Iron cage

In sociology, the iron cage is a concept introduced by Max Weber to describe the increased rationalization inherent in social life, particularly in Western capitalist societies. The "iron cage" thus traps individuals in systems based purely on teleological efficiency, rational calculation and control. Weber also described the bureaucratization of social order as "the polar night of icy darkness".[1]

The original German term is stahlhartes Gehäuse (steel-hard casing); this was translated into "iron cage", an expression made familiar to English-speakers by Talcott Parsons in his 1930 translation of Weber's The Protestant Ethic and the Spirit of Capitalism.[2] This choice has been questioned recently by scholars who prefer the more direct translation: "shell as hard as steel".[2][3]

Weber (in Parsons' translation) wrote:

In Baxter's view the care for external goods should only lie on the shoulders of the 'saint like a light cloak, which can be thrown aside at any moment.' But fate decreed that the cloak should become an iron cage.[4]

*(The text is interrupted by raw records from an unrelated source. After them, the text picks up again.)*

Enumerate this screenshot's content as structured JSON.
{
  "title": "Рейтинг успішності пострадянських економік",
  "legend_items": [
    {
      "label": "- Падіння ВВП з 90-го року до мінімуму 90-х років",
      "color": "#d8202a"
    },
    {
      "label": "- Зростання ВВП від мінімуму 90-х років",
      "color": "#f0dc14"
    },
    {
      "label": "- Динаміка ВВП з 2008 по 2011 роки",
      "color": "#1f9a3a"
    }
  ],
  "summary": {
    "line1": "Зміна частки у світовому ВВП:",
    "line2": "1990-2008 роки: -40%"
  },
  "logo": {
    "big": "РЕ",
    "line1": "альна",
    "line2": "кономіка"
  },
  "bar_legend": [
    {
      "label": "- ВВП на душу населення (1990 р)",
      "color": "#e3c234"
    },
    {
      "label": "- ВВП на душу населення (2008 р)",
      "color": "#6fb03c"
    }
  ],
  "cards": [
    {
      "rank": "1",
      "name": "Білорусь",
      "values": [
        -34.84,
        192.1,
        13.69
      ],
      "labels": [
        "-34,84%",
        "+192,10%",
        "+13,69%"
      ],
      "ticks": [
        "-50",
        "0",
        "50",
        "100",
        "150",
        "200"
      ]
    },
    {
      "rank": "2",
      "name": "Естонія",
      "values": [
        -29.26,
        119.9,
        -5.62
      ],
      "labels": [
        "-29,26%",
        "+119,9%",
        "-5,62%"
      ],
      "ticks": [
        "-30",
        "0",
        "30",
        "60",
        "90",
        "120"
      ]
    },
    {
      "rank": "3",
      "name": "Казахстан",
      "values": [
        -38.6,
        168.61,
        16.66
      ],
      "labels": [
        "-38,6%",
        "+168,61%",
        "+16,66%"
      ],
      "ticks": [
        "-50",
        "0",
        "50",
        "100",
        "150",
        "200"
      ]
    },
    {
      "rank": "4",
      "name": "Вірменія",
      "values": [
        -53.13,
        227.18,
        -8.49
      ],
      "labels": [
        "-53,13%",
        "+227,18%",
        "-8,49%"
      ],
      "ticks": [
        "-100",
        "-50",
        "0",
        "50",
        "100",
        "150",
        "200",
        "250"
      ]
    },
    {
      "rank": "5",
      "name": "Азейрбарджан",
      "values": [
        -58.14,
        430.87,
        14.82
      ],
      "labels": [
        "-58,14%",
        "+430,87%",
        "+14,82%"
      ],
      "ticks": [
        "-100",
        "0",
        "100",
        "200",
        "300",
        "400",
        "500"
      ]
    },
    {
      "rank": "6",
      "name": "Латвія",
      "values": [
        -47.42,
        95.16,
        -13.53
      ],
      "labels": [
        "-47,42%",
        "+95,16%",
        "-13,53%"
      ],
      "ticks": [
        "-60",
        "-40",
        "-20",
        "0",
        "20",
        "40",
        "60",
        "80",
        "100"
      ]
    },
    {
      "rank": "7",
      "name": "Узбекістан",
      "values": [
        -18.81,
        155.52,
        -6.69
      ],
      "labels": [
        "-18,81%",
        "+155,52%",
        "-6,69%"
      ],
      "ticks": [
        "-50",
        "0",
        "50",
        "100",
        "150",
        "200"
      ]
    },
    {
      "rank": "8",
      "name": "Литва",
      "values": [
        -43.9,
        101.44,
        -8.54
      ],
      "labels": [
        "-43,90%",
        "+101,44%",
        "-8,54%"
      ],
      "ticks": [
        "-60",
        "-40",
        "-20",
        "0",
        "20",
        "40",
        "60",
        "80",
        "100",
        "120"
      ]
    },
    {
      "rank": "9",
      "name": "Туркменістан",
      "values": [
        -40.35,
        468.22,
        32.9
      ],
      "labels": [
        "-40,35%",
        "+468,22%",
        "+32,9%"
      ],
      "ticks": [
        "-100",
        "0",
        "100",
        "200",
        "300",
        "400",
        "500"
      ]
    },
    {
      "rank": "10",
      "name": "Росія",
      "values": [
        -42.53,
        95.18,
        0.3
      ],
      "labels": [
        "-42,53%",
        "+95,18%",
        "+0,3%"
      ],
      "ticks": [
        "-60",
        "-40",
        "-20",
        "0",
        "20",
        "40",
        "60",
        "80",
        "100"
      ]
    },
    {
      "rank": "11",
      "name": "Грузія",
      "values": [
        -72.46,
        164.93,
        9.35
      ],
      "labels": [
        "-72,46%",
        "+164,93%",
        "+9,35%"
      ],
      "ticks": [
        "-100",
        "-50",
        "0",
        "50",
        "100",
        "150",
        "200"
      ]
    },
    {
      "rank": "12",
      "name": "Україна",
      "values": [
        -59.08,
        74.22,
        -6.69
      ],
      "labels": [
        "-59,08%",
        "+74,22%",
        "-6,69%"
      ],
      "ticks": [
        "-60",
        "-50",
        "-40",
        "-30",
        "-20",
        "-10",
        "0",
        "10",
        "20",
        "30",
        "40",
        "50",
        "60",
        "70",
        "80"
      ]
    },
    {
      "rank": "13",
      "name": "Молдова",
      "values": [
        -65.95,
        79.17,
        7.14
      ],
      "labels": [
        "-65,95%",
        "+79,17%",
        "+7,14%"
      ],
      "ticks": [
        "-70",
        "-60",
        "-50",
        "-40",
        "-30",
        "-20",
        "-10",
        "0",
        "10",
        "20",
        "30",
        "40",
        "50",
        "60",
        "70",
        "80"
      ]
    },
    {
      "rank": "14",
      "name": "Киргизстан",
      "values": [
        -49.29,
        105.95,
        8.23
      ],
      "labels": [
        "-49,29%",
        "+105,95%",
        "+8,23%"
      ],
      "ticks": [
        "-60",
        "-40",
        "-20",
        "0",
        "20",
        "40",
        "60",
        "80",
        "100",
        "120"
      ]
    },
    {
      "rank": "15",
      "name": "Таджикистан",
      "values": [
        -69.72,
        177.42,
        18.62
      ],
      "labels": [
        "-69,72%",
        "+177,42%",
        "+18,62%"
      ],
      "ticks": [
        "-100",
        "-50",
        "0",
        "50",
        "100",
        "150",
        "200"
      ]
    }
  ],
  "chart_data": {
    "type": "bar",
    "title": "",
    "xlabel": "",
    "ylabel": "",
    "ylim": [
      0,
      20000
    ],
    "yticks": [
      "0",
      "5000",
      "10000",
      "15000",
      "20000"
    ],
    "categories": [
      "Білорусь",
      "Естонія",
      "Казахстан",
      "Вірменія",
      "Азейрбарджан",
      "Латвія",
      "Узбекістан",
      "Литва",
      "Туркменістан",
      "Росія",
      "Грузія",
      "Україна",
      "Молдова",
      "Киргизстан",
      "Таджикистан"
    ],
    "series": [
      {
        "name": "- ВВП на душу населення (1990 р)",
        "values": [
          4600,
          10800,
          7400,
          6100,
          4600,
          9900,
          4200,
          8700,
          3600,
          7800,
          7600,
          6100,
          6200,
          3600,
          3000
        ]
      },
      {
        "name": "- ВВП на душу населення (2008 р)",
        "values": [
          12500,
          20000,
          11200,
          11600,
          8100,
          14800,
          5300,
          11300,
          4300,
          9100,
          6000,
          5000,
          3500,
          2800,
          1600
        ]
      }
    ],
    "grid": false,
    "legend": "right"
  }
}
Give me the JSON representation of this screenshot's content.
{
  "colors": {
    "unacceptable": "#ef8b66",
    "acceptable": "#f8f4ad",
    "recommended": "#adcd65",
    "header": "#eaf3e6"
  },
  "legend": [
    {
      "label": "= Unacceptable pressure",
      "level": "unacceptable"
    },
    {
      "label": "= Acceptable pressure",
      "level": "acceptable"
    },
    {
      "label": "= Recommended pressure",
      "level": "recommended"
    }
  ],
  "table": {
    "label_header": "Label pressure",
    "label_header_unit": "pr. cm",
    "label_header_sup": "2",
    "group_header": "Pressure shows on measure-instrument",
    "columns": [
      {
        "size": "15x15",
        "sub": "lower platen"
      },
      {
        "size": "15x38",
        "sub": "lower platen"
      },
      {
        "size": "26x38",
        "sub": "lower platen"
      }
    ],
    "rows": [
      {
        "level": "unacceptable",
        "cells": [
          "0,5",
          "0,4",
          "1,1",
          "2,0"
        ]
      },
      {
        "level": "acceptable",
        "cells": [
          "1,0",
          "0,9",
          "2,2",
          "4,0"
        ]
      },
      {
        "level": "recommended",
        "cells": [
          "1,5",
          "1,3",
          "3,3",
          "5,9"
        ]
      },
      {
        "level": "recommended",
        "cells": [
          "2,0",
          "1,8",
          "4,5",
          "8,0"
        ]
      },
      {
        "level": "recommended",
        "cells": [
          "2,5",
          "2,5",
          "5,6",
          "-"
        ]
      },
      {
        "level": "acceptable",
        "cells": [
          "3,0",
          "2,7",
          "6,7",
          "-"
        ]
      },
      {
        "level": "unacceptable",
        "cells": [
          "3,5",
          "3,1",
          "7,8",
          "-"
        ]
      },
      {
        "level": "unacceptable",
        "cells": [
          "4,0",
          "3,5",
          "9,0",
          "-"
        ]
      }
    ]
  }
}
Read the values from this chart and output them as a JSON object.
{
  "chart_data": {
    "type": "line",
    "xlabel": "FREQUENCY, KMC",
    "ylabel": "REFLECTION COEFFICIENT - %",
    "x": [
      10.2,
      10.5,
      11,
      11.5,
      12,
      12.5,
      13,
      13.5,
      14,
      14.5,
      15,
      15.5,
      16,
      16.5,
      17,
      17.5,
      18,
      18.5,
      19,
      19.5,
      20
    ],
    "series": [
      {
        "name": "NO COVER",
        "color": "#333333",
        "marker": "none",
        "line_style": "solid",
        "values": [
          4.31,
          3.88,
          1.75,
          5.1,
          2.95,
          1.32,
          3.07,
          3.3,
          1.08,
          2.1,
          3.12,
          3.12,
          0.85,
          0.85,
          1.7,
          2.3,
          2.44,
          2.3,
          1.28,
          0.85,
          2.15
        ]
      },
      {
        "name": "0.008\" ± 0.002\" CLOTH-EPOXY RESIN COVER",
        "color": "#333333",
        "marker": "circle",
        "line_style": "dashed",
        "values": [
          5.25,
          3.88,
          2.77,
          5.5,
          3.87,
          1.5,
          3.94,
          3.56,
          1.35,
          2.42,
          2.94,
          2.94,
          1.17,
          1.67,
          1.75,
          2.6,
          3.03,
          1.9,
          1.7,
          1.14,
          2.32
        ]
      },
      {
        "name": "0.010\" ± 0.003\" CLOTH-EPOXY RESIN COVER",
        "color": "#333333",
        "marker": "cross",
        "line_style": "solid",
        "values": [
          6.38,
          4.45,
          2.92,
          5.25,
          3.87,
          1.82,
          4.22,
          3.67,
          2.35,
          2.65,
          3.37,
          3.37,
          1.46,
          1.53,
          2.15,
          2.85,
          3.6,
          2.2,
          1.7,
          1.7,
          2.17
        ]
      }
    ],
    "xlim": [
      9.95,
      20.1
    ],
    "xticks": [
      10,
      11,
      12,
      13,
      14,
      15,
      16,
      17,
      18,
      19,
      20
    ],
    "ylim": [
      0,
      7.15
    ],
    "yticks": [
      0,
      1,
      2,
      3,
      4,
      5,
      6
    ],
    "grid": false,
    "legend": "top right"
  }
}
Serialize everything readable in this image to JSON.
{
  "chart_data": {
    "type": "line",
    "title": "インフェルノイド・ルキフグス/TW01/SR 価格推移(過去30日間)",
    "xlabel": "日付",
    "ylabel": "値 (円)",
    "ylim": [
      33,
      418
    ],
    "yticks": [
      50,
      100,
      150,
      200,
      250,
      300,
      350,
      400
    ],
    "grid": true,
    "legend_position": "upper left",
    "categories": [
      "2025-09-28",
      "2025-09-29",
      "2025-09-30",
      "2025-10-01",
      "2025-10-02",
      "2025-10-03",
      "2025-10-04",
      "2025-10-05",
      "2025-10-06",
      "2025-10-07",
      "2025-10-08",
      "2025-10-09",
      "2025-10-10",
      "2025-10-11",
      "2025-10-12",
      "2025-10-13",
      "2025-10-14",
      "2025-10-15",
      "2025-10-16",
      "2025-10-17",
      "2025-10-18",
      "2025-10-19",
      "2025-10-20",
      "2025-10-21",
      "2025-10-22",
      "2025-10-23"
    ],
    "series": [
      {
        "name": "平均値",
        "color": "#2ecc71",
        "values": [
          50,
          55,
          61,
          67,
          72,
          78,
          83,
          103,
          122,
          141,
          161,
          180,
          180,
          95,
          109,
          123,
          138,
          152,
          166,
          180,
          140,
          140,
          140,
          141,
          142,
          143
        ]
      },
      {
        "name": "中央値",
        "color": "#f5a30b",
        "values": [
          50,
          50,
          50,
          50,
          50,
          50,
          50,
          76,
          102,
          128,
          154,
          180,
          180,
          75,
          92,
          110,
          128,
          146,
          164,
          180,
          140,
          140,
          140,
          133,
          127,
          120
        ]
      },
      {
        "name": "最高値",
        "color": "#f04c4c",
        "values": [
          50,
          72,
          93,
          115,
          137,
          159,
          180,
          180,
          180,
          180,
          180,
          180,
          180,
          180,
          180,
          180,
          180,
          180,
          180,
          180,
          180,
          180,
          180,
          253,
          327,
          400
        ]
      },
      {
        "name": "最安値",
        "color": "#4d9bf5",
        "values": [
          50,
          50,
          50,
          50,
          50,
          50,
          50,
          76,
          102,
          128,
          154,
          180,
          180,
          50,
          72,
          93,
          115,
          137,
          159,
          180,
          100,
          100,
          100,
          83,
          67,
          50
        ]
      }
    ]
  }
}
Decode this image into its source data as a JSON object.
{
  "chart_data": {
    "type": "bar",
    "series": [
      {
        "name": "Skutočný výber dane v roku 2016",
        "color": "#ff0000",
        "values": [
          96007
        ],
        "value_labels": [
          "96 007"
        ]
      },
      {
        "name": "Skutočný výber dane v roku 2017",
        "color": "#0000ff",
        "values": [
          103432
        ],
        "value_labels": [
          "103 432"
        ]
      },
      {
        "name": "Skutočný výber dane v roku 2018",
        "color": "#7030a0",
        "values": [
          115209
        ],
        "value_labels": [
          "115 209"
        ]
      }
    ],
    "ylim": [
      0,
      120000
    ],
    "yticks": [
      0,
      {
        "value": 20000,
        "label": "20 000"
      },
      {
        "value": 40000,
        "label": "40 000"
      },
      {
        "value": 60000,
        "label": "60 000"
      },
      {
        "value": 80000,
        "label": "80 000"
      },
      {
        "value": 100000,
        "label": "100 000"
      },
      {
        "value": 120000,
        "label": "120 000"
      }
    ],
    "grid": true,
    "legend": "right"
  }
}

  1. ^ Lassman, Peter, ed. (1994). Weber: Political Writings. Cambridge Texts in the History of Political Thought. Translated by Speirs, Ronald. Cambridge University Press. p. xvi. ISBN 0-521-39719-7.
  2. ^ a b Baehr, Peter (2001). "The "Iron Cage" and the "Shell as Hard as Steel": Parsons, Weber, and the Stahlhartes Gehäuse Metaphor in the Protestant Ethic and the Spirit of Capitalism". History and Theory. 40 (2): 153–169. doi:10.1111/0018-2656.00160.
  3. ^ Weber, Max (2002). Baehr, Peter R.; Wells, Gordon C. (eds.). The Protestant ethic and the "spirit" of capitalism and other writings. Penguin Classics. p. xxiv. ISBN 0-14-043921-8.
  4. ^ Weber, Max (1905). "The Protestant Ethic and the Spirit of Capitalism".